= Cramp fasciculation syndrome =

Peripheral nerve disorder

Cramp fasciculation syndrome (CFS) is a rare peripheral nerve hyperexcitability disorder. It is more severe than the related (and common) disorder known as benign fasciculation syndrome; it causes fasciculations, cramps, pain, fatigue, and muscle stiffness similar to those seen in neuromyotonia (another related condition). Patients with CFS, like those with neuromyotonia, may also experience paresthesias.
Most cases of cramp fasciculation syndrome are idiopathic, although some research points to an autoimmune component that may be partly genetic in etiology.
Cramp fasciculation syndrome is diagnosed by clinical examination and electromyography (EMG). Fasciculation is the only abnormality (if any) seen with EMG.
Cramp fasciculation syndrome is a chronic condition.
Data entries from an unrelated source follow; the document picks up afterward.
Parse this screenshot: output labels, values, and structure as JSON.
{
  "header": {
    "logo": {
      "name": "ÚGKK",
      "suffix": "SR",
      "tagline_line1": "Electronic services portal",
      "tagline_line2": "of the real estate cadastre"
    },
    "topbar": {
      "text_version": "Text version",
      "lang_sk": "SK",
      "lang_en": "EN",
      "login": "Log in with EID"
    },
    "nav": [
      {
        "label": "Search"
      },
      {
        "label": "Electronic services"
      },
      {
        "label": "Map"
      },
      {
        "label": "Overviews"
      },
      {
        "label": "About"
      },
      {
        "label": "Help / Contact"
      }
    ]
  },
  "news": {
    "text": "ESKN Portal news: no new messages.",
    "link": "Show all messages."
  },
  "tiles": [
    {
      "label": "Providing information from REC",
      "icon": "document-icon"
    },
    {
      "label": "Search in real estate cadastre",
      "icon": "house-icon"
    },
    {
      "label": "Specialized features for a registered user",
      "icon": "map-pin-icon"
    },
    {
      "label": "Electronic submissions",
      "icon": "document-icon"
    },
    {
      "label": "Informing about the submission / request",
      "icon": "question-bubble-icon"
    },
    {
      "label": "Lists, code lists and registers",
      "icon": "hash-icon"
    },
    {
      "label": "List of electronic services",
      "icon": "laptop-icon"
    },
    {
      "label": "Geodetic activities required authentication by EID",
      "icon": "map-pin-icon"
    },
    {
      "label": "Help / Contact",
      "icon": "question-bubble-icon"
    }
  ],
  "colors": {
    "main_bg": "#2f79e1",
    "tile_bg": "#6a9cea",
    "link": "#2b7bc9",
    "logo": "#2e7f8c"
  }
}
Treatment options include anti-seizure medications such as carbamazepine, immunosuppressive drugs and plasmapheresis.

== Signs and symptoms ==

Symptoms are very similar to those found in benign fasciculation syndrome and include:
- muscle cramping (primary symptom)
- muscle pain
- muscle stiffness
- generalized fatigue
- anxiety
- exercise intolerance
- globus sensations
- paraesthesias.
- hyperreflexia

== Diagnosis ==

The procedure of diagnosis for Cramp Fasciculation Syndrome (CFS) is closely aligned with the diagnosis procedure for benign fasciculation syndrome (BFS). The differentiation between a diagnosis of BFS versus CFS is usually more severe and prominent pain, cramps and stiffness associated with CFS.

== Treatment ==

Treatment is similar to treatment for benign fasciculation syndrome.

Carbamazepine therapy has been found to provide moderate reductions in symptoms.